I expect the Court to strike down DOMA, which–among other things–allows the federal government to treat marriages recognized by different states differently. Throughout our history, laws governing marriage have been the province of state governments. DOMA allows the federal government to treat legally married citizens from some states very differently than legally married citizens from other states. I expect the Court to follow its own ample precedents on federalism and equal protection; I’m pretty confident DOMA will fall.

That said, the betting in legal quarters on Proposition 8 has always favored a Court cop-out.

When the Justices asked for briefing on the issue of standing, most lawyers following the case saw that as a signal that they were looking for a way to dispose of the case on procedural grounds, that they were looking for a way to avoid ruling on the merits of the question whether marriage–which the Court has repeatedly ruled is a “fundamental right”–must be made available to gay citizens as well as straight ones.

As disappointing as it would be to have the Court sidestep that question, a decision to the effect that only the Governor and Attorney General of California had standing to appeal the judgment (or a ruling that review had been “improvidently granted”) would have the effect of reinstating the lower court’s decision. Although such a decision would affect only California, that state has some 11% of the population of the U.S. The number of citizens living in states with marriage equality would grow dramatically, adding to the pressures that are already mounting elsewhere.
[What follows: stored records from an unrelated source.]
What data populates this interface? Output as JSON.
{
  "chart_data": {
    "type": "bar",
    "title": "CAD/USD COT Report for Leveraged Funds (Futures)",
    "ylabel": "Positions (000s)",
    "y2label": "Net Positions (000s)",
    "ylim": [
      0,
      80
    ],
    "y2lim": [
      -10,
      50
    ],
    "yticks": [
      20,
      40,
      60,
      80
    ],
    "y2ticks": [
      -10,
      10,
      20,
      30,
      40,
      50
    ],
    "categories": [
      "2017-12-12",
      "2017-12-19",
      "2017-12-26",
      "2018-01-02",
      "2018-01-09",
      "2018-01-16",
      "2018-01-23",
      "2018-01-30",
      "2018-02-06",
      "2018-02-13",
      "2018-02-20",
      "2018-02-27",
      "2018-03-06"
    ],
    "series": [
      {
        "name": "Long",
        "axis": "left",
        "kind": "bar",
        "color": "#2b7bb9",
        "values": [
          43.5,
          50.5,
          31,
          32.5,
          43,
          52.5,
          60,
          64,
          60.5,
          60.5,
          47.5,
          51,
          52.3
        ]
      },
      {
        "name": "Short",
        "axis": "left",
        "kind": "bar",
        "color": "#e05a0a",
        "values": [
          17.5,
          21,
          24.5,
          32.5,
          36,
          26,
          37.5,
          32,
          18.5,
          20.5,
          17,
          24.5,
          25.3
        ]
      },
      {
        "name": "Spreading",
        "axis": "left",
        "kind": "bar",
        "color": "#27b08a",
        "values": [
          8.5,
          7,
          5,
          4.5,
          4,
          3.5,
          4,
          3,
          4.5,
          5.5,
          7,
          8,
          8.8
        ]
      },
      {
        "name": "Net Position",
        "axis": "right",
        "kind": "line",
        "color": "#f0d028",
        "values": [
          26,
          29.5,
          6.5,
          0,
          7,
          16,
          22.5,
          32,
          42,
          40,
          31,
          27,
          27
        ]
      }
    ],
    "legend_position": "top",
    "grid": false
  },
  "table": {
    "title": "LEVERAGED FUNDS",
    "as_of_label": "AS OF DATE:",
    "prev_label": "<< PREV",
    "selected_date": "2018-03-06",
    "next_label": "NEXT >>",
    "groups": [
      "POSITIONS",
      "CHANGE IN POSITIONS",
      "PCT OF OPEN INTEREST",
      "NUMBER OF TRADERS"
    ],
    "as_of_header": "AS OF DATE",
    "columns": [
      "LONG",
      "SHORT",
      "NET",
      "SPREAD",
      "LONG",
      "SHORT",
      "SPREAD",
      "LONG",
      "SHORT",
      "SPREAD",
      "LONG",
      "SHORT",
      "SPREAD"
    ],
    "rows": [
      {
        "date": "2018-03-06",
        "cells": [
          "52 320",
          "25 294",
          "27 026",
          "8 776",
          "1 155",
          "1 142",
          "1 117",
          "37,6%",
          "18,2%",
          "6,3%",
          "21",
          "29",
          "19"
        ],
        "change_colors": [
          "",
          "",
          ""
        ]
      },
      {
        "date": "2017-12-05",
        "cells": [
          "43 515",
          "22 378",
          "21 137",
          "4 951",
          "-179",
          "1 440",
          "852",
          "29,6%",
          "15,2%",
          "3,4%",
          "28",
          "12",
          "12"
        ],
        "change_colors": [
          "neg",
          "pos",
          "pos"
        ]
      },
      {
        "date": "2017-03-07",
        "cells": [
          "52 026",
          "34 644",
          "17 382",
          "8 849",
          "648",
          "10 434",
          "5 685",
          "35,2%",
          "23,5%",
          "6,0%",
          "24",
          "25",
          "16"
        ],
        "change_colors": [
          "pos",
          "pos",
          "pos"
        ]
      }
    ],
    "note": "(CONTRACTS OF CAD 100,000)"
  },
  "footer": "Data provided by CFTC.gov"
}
As numerous observers have noted, in the absolute worst-case scenario, the Court’s decisions in these cases can only slow the inevitable. Same-sex marriage will be a national reality within the next few years, with or without the Court’s assistance. A decision containing a ringing affirmation of equality would be lovely, but its absence will not alter the eventual result.

So there you have my predictions. I hope I’m wrong about Proposition 8, but given the questions thrown at the litigants during yesterday’s arguments, I doubt it.

At this point, we’ll just have to wait and see.